No. 55.
Mr. Partridge to Mr. Fish.

No. 164.]

Sir: Notwithstanding the hope and belief here that the unsatisfactory relations with the Argentine Republic may not finally end in a war, the Brazilian fleet in the Plate has been re-enforced, now numbering ten vessels, under one of their chief naval commanders; recruiting is incessant, and it is evident from the other preparations that this government is desirous of being able at once to strike an effective blow, or a rapid series of them, in case the necessity should overtake them.

There is still no Argentine legation here, and it is thought by many who know the temper and disposition of Mr. Magalhaes, Baron Araguaya, that those qualities in the Brazilian minister there would not lean to concession.

To the complaints made by each of the parties against the other, arising out of the Brazilo-Paraguayan treaties, the continued occupation of Villa Occidental, and the armed occupation by the Argentines of the island of Martin Garcia, (in alleged violation of the guaranteed neutrality of the Plate, mentioned in Mr. Shannon’s No. 147,) are to be added, on the part of a large party in Buenos Ayres, the disappointment at the non-election of General Mitre to the Presidency, the success in the election there (though disputed) of Alsina, and the hopes of all the disappointed candidates and their friends that a declaration of war might bring about a revolution in the Argentine Republic, and so aid the chances of some one of those chiefs.

It is clear to any one who knows the want of resources on both sides to carry on a war, that that fact alone ought to be sufficient to prevent it; but every such person also knows that such a condition of affairs is very far from being a reason here) in fact, it often is a reason to them for proceeding.

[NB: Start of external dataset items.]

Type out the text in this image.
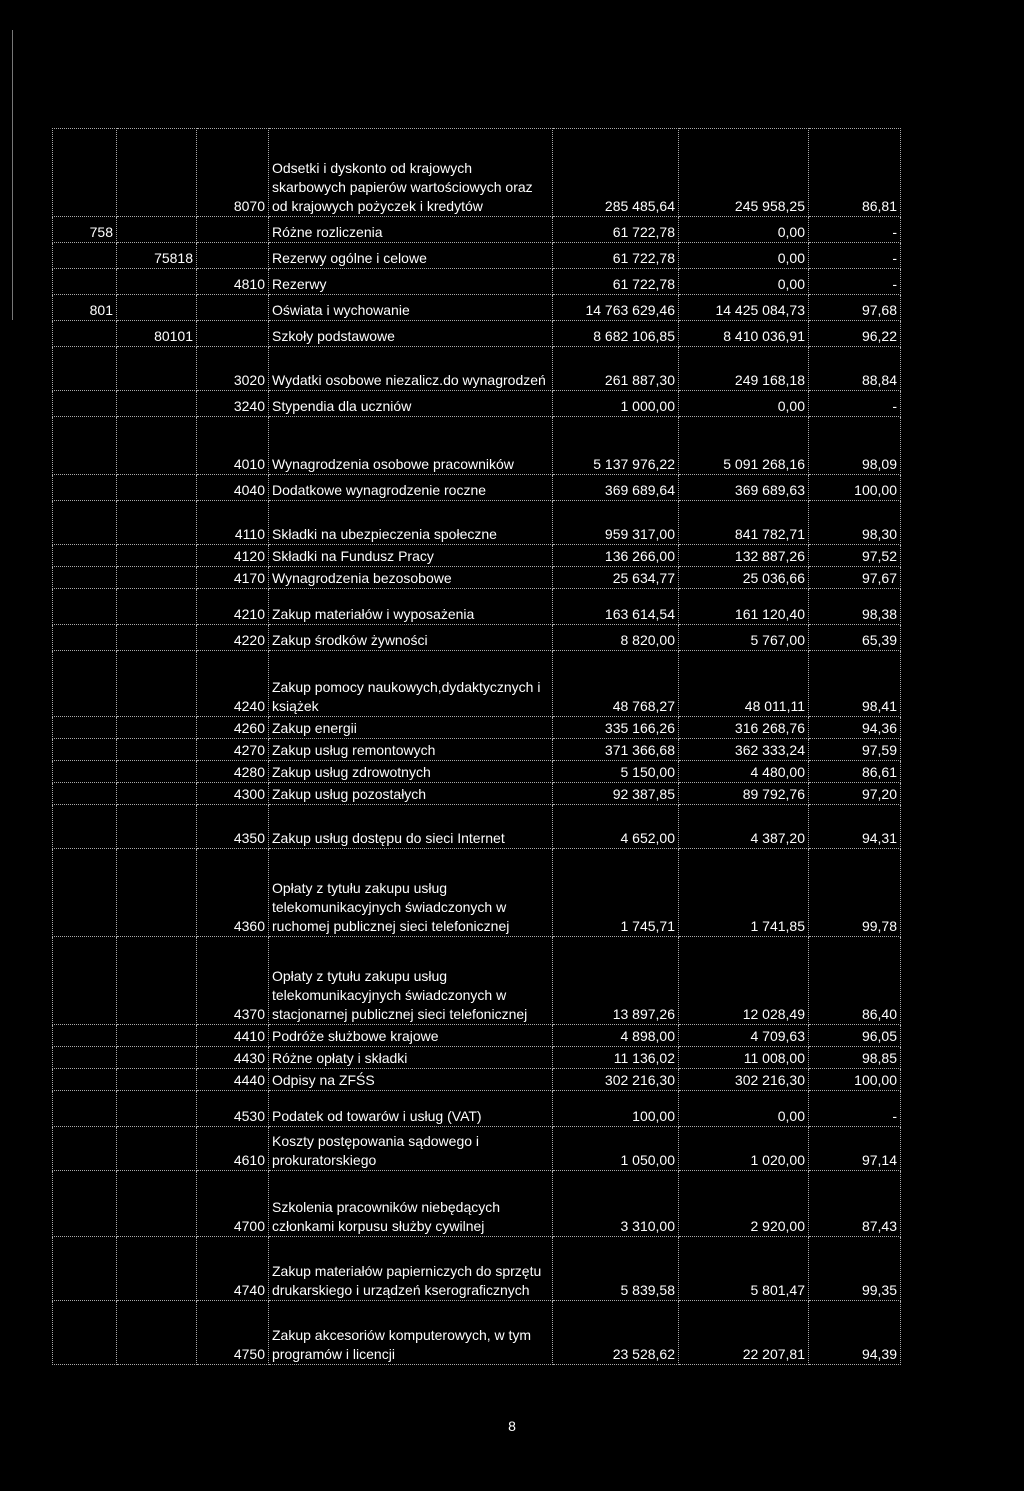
		8070	Odsetki i dyskonto od krajowych skarbowych papierów wartościowych oraz od krajowych pożyczek i kredytów	285 485,64	245 958,25	86,81
758			Różne rozliczenia	61 722,78	0,00	-
	75818		Rezerwy ogólne i celowe	61 722,78	0,00	-
		4810	Rezerwy	61 722,78	0,00	-
801			Oświata i wychowanie	14 763 629,46	14 425 084,73	97,68
	80101		Szkoły podstawowe	8 682 106,85	8 410 036,91	96,22
		3020	Wydatki osobowe niezalicz.do wynagrodzeń	261 887,30	249 168,18	88,84
		3240	Stypendia dla uczniów	1 000,00	0,00	-
		4010	Wynagrodzenia osobowe pracowników	5 137 976,22	5 091 268,16	98,09
		4040	Dodatkowe wynagrodzenie roczne	369 689,64	369 689,63	100,00
		4110	Składki na ubezpieczenia społeczne	959 317,00	841 782,71	98,30
		4120	Składki na Fundusz Pracy	136 266,00	132 887,26	97,52
		4170	Wynagrodzenia bezosobowe	25 634,77	25 036,66	97,67
		4210	Zakup materiałów i wyposażenia	163 614,54	161 120,40	98,38
		4220	Zakup środków żywności	8 820,00	5 767,00	65,39
		4240	Zakup pomocy naukowych,dydaktycznych i książek	48 768,27	48 011,11	98,41
		4260	Zakup energii	335 166,26	316 268,76	94,36
		4270	Zakup usług remontowych	371 366,68	362 333,24	97,59
		4280	Zakup usług zdrowotnych	5 150,00	4 480,00	86,61
		4300	Zakup usług pozostałych	92 387,85	89 792,76	97,20
		4350	Zakup usług dostępu do sieci Internet	4 652,00	4 387,20	94,31
		4360	Opłaty z tytułu zakupu usług telekomunikacyjnych świadczonych w ruchomej publicznej sieci telefonicznej	1 745,71	1 741,85	99,78
		4370	Opłaty z tytułu zakupu usług telekomunikacyjnych świadczonych w stacjonarnej publicznej sieci telefonicznej	13 897,26	12 028,49	86,40
		4410	Podróże służbowe krajowe	4 898,00	4 709,63	96,05
		4430	Różne opłaty i składki	11 136,02	11 008,00	98,85
		4440	Odpisy na ZFŚS	302 216,30	302 216,30	100,00
		4530	Podatek od towarów i usług (VAT)	100,00	0,00	-
		4610	Koszty postępowania sądowego i prokuratorskiego	1 050,00	1 020,00	97,14
		4700	Szkolenia pracowników niebędących członkami korpusu służby cywilnej	3 310,00	2 920,00	87,43
		4740	Zakup materiałów papierniczych do sprzętu drukarskiego i urządzeń kserograficznych	5 839,58	5 801,47	99,35
		4750	Zakup akcesoriów komputerowych, w tym programów i licencji	23 528,62	22 207,81	94,39
8
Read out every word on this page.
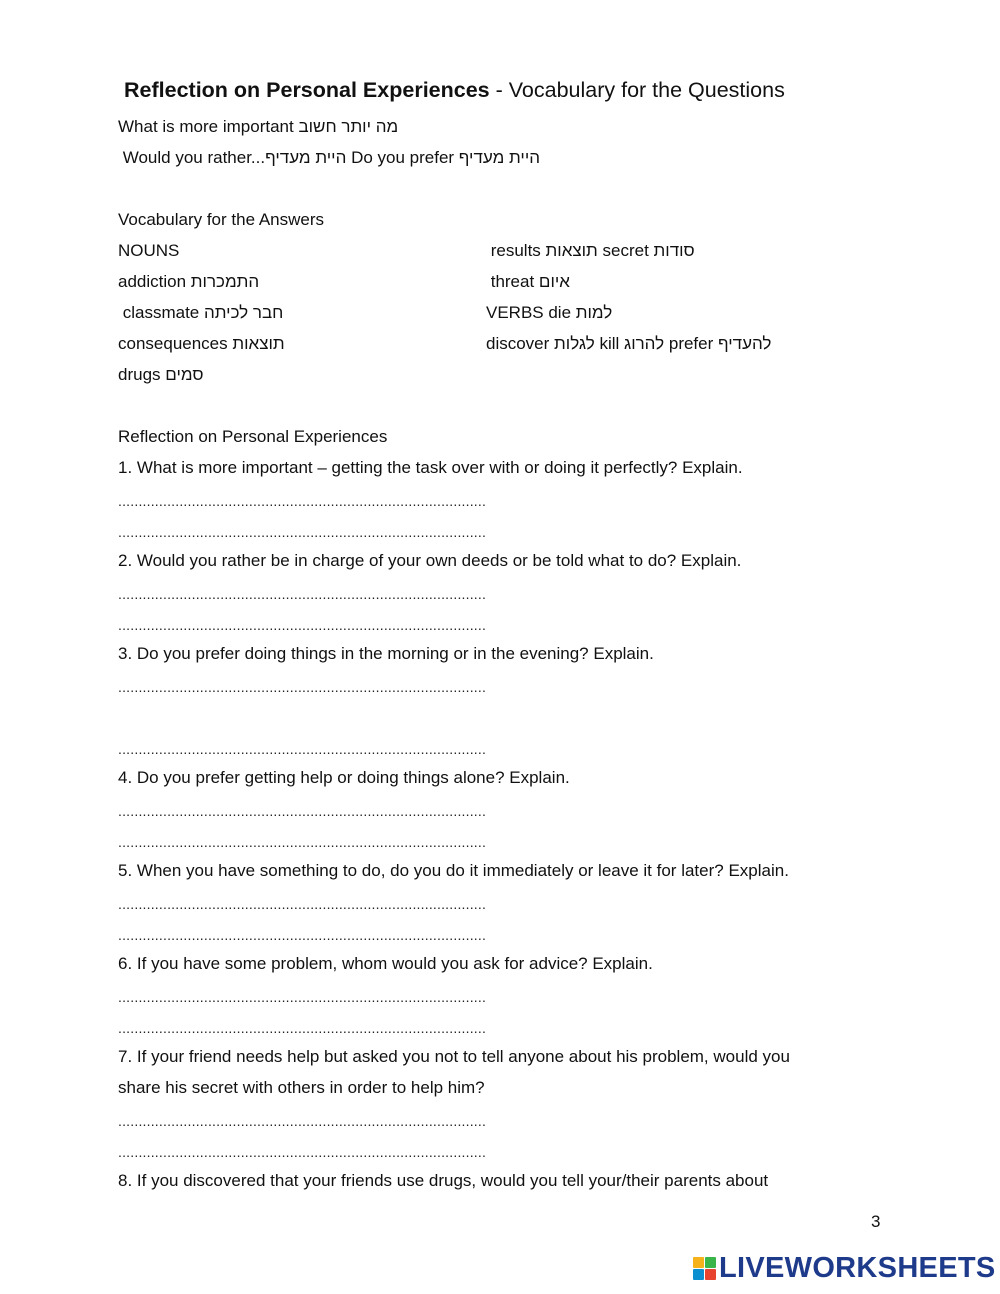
Reflection on Personal Experiences - Vocabulary for the Questions
What is more important מה יותר חשוב
Would you rather...היית מעדיף Do you prefer היית מעדיף
Vocabulary for the Answers
NOUNS
addiction התמכרות
classmate חבר לכיתה
consequences תוצאות
drugs סמים
results תוצאות secret סודות
threat איום
VERBS die למות
discover לגלות kill להרוג prefer להעדיף
Reflection on Personal Experiences
1. What is more important – getting the task over with or doing it perfectly? Explain.
..........................................................................................
..........................................................................................
2. Would you rather be in charge of your own deeds or be told what to do? Explain.
..........................................................................................
..........................................................................................
3. Do you prefer doing things in the morning or in the evening? Explain.
..........................................................................................
..........................................................................................
4. Do you prefer getting help or doing things alone? Explain.
..........................................................................................
..........................................................................................
5. When you have something to do, do you do it immediately or leave it for later? Explain.
..........................................................................................
..........................................................................................
6. If you have some problem, whom would you ask for advice? Explain.
..........................................................................................
..........................................................................................
7. If your friend needs help but asked you not to tell anyone about his problem, would you
share his secret with others in order to help him?
..........................................................................................
..........................................................................................
8. If you discovered that your friends use drugs, would you tell your/their parents about
3
LIVEWORKSHEETS
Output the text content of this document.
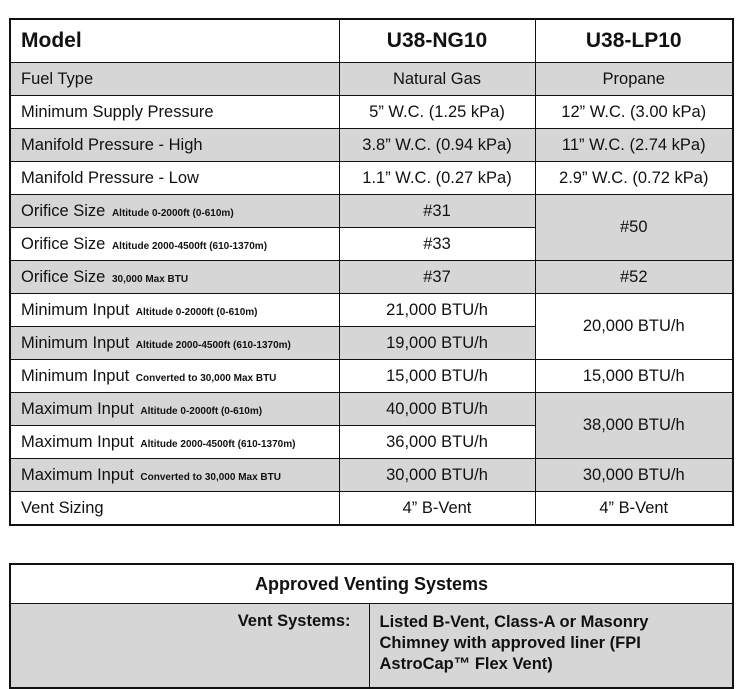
Model	U38-NG10	U38-LP10
Fuel Type	Natural Gas	Propane
Minimum Supply Pressure	5” W.C. (1.25 kPa)	12” W.C. (3.00 kPa)
Manifold Pressure - High	3.8” W.C. (0.94 kPa)	11” W.C. (2.74 kPa)
Manifold Pressure - Low	1.1” W.C. (0.27 kPa)	2.9” W.C. (0.72 kPa)
Orifice Size Altitude 0-2000ft (0-610m)	#31	#50
Orifice Size Altitude 2000-4500ft (610-1370m)	#33	
Orifice Size 30,000 Max BTU	#37	#52
Minimum Input Altitude 0-2000ft (0-610m)	21,000 BTU/h	20,000 BTU/h
Minimum Input Altitude 2000-4500ft (610-1370m)	19,000 BTU/h	
Minimum Input Converted to 30,000 Max BTU	15,000 BTU/h	15,000 BTU/h
Maximum Input Altitude 0-2000ft (0-610m)	40,000 BTU/h	38,000 BTU/h
Maximum Input Altitude 2000-4500ft (610-1370m)	36,000 BTU/h	
Maximum Input Converted to 30,000 Max BTU	30,000 BTU/h	30,000 BTU/h
Vent Sizing	4” B-Vent	4” B-Vent
Approved Venting Systems
Vent Systems:	Listed B-Vent, Class-A or Masonry
Chimney with approved liner (FPI
AstroCap™ Flex Vent)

These threatenings of war have been very much believed in by the ministers of England and France, and there is reason to suppose that in consequence of their representations to their governments, they have been instructed to offer their mediation in case war should come.

One would suppose, however, from the former experience of the Anglo-French mediation in affairs of the River Plate Republic, (1838–1850,) that they, or at least England, would hesitate before getting again into such a business.

Since there is no United States minister there at present, I will endeavor to keep you informed of events there, as well as here, which bear upon this matter.

It has been said here by a person high placed in the government, that in case Brazil should find war inevitable, they would be in favor of the questions being referred for decision to the President of the United States.